China’s semiconductor manufacturing sees biggest decline on record in August

In short: China’s semiconductor industry continues to suffer from the effects of tough Covid policies, a troubled economy and US sanctions. In August, the country saw its biggest monthly drop in integrated circuit production, marking the second consecutive month of decline in the sector.

South China Morning Post reports that integrated circuit output fell 24.7% year-on-year to 24.7 billion units in August, the biggest monthly drop recorded since records began in 1997. Production was the lowest on record since October 2020.

This is the second month in a row that Chinese chip production has fallen; in July it fell by 16.6% to 27.2 billion units. There was a slight recovery in May and June as lockdowns were eased in Shanghai, where many assembly plants are located.

The SCMP writes that the decline could be due to new outbreaks of the coronavirus coupled with China’s anti-coronavirus policies, as well as consumer spending cuts, power shortages caused by localized heatwaves and the global economic slowdown. But US sanctions are likely to be a significant factor.

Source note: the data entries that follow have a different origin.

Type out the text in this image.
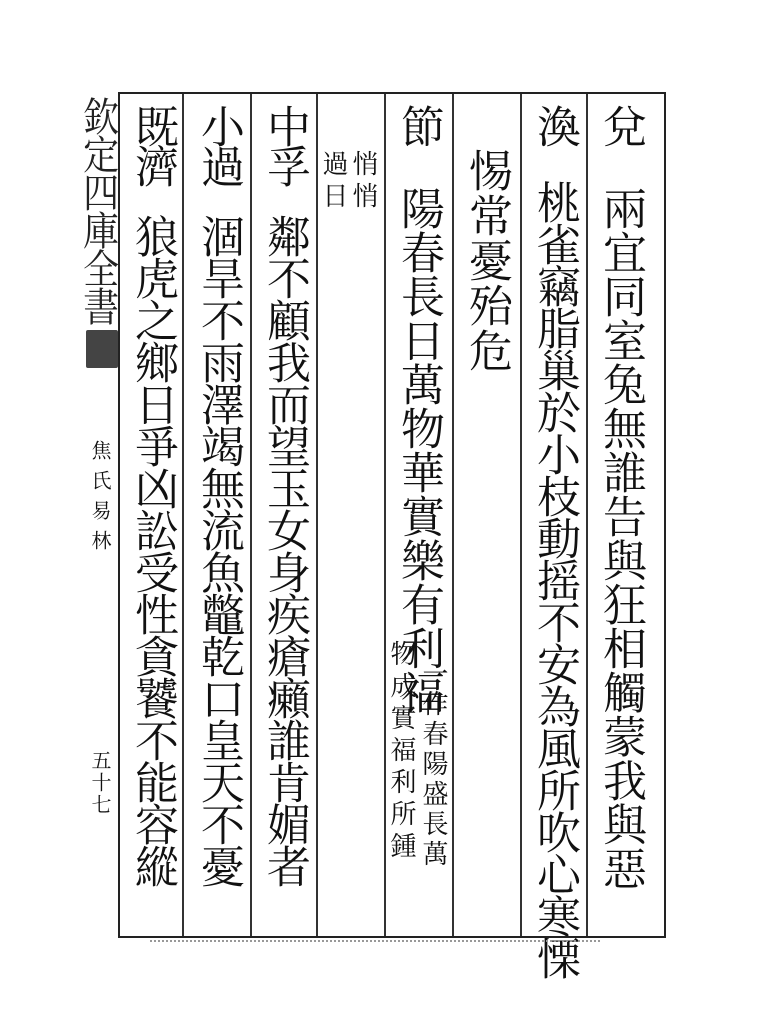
欽定四庫全書
焦氏易林
五十七
兌
兩宜同室兔無誰告與狂相觸蒙我與惡
渙
桃雀竊脂巢於小枝動摇不安為風所吹心寒慄
惕常憂殆危
節
陽春長日萬物華實樂有利福
一作春陽盛長萬
物成實福利所鍾
悄悄
過日
中孚
鄰不顧我而望玉女身疾瘡癩誰肯媚者
小過
涸旱不雨澤竭無流魚鼈乾口皇天不憂
既濟
狼虎之鄉日爭凶訟受性貪饕不能容縱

Related Reading: US-China Semiconductor Battle: Second and Third Tier Implications

Last week, the Biden administration imposed further restrictions on technology exports to China to prevent the country from “obtaining advanced computing chips, developing and maintaining supercomputers, and manufacturing advanced semiconductors,” which the White House says are used to make military systems. including weapons of mass destruction. The Chinese newspaper Global Times warned that the move would have dire consequences for the US.

Earlier, the US introduced new export regulations that prevented Nvidia and AMD from selling high-end accelerators to China and Russia. The administration also has its own list of organizations where Huawei is the most famous name it contains. The Chinese tech giant has been hit hard since its takeover.

The Post notes that a record 3,470 companies in China, including those using the Chinese word “chip” in their registered names, brands or operations, went out of business in the first eight months of the year. With the impact of the latest U.S. restrictions yet to be felt, the country’s tech industry is likely to face even more trouble.